Penyebab paling sering di lapangan adalah serangan hama vektor seperti kutu loncat wortel (Trioza apicalis) dan kutu daun (Aphis spp.) yang populasinya melonjak cepat pada suhu udara hangat dan kelembapan rendah. Serangga berukuran 1 hingga 2 milimeter ini mengisap cairan sel dari permukaan bawah daun muda serta menularkan virus. Pengamatan rutin wajib dilakukan setiap 3 hari sekali dengan memeriksa bagian pucuk tanaman secara teliti.
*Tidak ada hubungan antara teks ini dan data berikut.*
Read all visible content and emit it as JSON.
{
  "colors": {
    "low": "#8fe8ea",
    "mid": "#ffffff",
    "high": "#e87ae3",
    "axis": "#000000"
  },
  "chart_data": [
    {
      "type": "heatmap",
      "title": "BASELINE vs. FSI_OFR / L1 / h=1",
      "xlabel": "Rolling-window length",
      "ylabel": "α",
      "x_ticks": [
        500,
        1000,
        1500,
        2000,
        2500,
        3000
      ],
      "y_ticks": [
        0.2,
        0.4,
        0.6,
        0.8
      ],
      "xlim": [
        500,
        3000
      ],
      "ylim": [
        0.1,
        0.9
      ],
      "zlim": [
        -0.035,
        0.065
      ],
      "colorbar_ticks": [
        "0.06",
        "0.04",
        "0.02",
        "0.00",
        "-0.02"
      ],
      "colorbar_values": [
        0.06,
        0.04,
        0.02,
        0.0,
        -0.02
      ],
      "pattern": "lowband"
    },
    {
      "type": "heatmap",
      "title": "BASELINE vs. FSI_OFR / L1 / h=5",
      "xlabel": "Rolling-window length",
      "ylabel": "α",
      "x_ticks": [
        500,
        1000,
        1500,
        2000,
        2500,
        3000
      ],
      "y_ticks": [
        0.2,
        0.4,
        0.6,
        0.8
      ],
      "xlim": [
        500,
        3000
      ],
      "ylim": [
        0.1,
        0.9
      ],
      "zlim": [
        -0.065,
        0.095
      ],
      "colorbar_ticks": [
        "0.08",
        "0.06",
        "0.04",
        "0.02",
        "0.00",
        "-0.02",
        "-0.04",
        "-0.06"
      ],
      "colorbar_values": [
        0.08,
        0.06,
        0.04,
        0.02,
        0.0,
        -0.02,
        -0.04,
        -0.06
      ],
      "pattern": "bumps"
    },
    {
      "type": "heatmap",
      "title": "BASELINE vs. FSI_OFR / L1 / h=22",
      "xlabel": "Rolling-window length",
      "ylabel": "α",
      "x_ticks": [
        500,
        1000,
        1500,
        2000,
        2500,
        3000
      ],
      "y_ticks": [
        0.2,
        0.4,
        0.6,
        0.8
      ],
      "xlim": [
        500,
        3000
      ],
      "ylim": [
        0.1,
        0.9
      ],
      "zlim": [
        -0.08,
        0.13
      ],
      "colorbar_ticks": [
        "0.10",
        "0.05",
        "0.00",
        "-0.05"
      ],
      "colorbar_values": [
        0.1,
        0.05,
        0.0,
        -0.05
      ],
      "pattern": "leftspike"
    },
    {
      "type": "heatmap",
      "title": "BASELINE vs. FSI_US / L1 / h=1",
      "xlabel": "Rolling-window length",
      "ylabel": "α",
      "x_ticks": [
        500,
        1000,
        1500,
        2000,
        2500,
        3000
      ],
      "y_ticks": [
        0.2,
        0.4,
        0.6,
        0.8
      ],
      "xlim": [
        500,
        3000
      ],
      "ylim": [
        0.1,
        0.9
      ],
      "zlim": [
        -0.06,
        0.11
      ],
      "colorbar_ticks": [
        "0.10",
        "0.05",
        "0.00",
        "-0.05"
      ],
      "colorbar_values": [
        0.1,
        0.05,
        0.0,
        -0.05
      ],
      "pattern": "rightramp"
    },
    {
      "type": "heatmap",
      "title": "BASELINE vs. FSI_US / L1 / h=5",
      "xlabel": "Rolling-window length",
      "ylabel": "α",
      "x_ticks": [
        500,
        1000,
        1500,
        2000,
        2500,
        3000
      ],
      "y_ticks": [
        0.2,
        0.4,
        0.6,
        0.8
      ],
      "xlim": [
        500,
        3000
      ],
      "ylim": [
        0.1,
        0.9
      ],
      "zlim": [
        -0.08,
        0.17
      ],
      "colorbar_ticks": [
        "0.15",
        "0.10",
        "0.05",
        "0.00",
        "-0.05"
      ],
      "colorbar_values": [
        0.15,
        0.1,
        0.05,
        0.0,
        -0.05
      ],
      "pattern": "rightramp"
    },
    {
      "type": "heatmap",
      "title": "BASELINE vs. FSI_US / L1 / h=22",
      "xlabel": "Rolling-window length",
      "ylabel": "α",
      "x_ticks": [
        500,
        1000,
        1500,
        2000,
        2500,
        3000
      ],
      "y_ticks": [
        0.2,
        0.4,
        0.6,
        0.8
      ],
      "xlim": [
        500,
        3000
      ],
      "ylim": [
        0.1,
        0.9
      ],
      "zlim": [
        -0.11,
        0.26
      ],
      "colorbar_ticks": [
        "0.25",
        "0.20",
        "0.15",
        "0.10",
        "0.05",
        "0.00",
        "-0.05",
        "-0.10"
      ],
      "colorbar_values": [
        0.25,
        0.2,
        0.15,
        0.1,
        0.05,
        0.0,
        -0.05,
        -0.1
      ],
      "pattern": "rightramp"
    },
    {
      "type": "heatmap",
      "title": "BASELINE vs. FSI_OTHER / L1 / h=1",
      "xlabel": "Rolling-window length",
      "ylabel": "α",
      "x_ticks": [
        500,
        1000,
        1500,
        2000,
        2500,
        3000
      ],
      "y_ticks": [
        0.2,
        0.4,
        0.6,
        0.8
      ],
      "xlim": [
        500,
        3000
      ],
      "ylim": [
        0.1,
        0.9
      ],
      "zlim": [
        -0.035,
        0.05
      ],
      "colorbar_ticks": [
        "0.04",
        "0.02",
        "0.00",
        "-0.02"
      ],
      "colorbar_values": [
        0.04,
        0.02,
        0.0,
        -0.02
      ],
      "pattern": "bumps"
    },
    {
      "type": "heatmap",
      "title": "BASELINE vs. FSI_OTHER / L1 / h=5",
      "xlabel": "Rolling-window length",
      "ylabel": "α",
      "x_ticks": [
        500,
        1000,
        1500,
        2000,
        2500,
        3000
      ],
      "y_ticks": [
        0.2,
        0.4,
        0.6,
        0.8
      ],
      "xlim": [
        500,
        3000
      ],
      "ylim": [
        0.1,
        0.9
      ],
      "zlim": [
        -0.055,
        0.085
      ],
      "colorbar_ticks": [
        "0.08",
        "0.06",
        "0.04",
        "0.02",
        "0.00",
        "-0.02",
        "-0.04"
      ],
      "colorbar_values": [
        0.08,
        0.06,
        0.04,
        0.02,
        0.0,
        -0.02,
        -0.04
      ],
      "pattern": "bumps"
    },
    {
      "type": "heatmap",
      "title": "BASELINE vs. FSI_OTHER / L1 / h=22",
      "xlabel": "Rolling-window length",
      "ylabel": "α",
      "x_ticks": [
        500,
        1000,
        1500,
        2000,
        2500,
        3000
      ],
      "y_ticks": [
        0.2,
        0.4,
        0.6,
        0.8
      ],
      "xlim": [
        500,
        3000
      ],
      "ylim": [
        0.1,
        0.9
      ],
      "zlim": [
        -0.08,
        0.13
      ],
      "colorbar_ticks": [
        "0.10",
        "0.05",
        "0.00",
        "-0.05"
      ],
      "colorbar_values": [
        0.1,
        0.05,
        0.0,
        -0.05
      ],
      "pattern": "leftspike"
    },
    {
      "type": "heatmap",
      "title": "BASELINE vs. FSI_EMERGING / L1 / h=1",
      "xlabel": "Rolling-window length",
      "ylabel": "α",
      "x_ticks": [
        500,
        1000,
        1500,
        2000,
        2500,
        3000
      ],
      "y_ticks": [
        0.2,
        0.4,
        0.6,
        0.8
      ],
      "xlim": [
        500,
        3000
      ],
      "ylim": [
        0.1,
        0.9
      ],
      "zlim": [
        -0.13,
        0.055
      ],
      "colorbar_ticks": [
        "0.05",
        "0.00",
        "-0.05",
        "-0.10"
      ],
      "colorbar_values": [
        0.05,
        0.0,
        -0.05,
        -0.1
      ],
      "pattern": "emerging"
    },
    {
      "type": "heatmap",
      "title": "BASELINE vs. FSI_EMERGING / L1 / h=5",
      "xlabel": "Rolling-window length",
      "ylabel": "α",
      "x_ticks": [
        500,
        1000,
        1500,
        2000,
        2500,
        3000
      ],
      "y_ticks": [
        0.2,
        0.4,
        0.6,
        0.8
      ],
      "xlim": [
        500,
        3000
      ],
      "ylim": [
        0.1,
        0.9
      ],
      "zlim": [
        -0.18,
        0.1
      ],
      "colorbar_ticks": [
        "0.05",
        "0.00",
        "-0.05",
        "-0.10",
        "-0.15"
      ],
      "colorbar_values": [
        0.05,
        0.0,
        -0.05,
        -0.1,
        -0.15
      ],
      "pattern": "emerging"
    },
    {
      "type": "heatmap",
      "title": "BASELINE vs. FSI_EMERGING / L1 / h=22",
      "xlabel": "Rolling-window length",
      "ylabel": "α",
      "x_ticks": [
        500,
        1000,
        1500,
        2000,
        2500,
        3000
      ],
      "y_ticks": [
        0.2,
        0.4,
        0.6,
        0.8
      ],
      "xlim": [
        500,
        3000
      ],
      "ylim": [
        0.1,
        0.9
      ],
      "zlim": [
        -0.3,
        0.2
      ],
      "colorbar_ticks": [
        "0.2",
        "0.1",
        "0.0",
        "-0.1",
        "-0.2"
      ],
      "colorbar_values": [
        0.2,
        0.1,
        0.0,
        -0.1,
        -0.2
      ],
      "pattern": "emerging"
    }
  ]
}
Selain faktor hama, stres air akibat penyiraman yang tidak teratur pada musim kemarau dapat memperparah kondisi daun mengkerut. Wortel membutuhkan pasokan air yang konsisten sebanyak 20 hingga 25 milimeter per minggu atau penyiraman rutin 2 kali sehari pada pagi sebelum pukul 08.00 dan sore hari setelah pukul 15.00. Kekurangan unsur hara kalsium dan boron pada tanah berpasir juga kerap memicu perubahan bentuk daun muda menjadi abnormal.
Untuk mengatasi masalah ini secara efektif, pendekatan pengendalian hama terpadu harus diterapkan sejak dini. Pemasangan perangkap kuning berperekat sebanyak 20 hingga 30 buah per hektar sangat efektif menurunkan populasi hama dewasa. Kombinasi sanitasi gulma di sekitar bedengan, penyemprotan agens hayati secara berkala setiap 5 hari, serta pemberian pupuk organik cair yang kaya unsur mikro akan membantu memulihkan kesegaran tajuk wortel.